The goal for Kelley Drye is to eliminate irrelevant data before the data set is sent to an attorney for formal legal review because culling irrelevant data through an attorney's billable hours is expensive for both the firm and its clients.
"We don't want the review team going through documents that aren't relevant," Eglevsky said. "So we're not paying attorneys to review fantasy football and news alert emails." These considerations are growing more critical as corporate data everywhere increases in size, and e-discovery gains prominence as a standard IT practice, particularly in the regulatory climate following last year's economic recession.
Digital Reef has many established competitors — among the best-known are Clearwell Systems Inc., Driven Inc. and Merrill Corp. But Eglevsky said he found in his experience with other service providers that processing time for data sets in the hundreds of gigabytes usually takes at least a week and the results may still involve irrelevant data. Digital Reef's document clustering, which groups similar documents together to make relevancy decisions, helps cut down on irrelevant data making it to the review stage, Eglevsky said, and the processing time is usually a matter of days at the most.
Rather than deploying the software onsite, Kelley Drye sends its information either through a secure SSL connection over the Web or on an encrypted USB drive to Digital Reef's data center, where it is processed and the results are sent back to Kelley Drye's offices for review.
"We prefer the SaaS model — we considered bringing the software in-house, but we don't get enough really large data sets to warrant that expense," said Eglevsky. "If we had terabytes of data it might make sense to bring it on site."
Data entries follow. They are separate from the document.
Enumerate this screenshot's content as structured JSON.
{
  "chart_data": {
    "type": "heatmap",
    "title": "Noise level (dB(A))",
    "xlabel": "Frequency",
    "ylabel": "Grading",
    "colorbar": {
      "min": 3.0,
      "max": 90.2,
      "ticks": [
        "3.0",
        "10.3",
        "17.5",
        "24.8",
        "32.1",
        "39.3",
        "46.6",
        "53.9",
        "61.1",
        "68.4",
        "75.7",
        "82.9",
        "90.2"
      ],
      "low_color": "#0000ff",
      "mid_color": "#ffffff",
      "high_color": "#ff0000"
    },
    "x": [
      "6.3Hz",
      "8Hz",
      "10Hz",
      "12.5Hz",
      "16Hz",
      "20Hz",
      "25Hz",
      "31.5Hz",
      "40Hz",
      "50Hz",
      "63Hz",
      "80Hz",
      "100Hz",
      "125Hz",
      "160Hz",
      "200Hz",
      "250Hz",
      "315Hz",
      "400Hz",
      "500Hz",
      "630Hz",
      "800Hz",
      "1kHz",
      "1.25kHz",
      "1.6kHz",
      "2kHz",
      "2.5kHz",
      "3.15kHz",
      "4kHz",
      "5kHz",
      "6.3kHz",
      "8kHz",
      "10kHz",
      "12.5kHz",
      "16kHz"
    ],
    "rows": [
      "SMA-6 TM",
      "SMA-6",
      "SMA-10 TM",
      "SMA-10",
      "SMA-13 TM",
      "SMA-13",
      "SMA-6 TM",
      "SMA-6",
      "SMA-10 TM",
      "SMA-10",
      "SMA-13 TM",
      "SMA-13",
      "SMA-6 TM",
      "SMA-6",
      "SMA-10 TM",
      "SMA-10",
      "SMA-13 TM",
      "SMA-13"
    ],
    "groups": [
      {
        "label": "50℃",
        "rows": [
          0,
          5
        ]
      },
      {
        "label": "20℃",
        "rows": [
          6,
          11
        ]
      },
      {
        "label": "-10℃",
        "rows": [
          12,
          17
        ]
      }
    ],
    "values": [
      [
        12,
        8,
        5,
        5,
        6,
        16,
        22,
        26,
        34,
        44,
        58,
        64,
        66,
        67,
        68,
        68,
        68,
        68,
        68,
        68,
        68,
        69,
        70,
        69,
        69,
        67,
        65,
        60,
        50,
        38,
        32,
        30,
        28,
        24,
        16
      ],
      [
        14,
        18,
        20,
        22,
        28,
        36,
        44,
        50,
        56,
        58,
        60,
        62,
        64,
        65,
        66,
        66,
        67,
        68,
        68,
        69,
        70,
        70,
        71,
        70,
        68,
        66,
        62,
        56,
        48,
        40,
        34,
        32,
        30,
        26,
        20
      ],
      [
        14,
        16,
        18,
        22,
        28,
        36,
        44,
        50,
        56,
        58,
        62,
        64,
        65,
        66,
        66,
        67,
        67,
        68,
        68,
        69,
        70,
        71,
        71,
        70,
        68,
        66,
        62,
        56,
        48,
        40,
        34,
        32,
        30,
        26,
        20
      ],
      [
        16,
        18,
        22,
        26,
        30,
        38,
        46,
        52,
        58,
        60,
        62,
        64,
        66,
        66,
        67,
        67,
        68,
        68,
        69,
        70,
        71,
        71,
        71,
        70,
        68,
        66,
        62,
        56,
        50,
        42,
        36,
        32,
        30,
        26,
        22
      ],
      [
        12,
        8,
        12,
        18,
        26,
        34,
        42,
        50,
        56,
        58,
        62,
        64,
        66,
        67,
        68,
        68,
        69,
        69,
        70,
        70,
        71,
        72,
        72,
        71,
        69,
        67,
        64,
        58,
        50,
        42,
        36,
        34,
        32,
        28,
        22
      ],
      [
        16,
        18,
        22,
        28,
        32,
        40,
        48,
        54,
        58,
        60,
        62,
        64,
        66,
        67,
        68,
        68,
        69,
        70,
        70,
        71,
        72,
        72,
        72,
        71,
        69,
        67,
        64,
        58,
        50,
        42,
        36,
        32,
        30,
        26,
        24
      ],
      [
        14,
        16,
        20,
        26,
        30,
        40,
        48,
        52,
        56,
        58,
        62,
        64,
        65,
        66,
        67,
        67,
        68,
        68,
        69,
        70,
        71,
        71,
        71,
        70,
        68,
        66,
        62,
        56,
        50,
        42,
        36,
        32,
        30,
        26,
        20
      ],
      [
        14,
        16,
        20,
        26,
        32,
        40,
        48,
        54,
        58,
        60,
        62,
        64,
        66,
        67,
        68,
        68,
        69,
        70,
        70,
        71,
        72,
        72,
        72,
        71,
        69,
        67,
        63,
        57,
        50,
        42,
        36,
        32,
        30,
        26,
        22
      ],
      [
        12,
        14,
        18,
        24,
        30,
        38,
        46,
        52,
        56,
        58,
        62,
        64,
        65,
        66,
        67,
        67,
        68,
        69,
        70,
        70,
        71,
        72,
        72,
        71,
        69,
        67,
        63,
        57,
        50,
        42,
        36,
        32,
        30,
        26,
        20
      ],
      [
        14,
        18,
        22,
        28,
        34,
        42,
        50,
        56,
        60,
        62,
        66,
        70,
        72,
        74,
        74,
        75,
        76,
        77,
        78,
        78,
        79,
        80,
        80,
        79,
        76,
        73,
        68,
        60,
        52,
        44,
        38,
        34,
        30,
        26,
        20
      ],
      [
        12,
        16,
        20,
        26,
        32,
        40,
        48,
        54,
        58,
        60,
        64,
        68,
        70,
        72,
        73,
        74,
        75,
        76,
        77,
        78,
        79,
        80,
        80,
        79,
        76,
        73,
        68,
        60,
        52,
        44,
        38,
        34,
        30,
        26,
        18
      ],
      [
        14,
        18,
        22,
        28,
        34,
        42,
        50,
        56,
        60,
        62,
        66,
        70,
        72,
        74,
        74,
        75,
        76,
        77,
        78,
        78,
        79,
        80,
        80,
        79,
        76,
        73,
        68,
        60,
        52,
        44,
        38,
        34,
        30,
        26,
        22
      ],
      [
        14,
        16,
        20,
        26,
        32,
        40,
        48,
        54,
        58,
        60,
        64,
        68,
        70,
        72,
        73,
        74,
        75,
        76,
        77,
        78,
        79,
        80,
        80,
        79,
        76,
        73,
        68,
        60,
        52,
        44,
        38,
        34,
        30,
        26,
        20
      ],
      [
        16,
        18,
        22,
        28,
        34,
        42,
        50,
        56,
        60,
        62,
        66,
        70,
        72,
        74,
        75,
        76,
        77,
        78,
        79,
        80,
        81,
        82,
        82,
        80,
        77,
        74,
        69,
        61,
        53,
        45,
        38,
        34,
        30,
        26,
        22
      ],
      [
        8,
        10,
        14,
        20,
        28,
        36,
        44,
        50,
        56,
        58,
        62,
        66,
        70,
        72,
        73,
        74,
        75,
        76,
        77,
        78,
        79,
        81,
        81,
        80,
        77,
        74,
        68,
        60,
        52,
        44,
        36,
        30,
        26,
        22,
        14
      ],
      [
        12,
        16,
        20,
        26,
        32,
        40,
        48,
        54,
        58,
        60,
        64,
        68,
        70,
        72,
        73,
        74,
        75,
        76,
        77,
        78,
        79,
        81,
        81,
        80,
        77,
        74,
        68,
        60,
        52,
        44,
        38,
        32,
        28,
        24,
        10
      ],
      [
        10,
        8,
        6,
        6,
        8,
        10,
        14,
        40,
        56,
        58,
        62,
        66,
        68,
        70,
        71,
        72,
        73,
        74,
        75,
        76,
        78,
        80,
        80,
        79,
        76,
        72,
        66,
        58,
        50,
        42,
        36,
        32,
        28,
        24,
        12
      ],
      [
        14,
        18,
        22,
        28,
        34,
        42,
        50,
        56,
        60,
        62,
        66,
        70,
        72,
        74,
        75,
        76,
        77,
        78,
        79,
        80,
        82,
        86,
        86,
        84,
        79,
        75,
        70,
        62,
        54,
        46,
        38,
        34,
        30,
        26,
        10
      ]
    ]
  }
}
Eglevsky said as long as Digital Reef's technology works, he doesn't have qualms about working with a relative newcomer to the industry. Version 3 of Digital Reef's software added a more streamlined GUI and new data management features such as the ability to list emails by domain senders. "So you can get all emails from Amazon.com and bulk-tag them as not relevant," he said.
Conceptual search is also a draw for Digital Reef. "If we have a series of documents relevant to a specific issue, we can upload them and say, 'Go find things conceptually similar to what I'm supplying,'" Eglevsky said.
Eglevsky said he would like Digital Reef to beef-up its keyword search in combination with the document-grouping concept search. "Right now, the most common keywords show up for like documents, but I'd also like to see documents that are similar but don't have the same exact keyword in them," he said.
David Butler, Digital Reef's vice president of marketing, responded in an emailed statement to SearchStorage.com: "We do support conceptual search through our integrated clustering and searching capability today. The next step is to support conceptual topics [that] will suggest topics to add into keyword searches/queries. This is on our roadmap for later this year."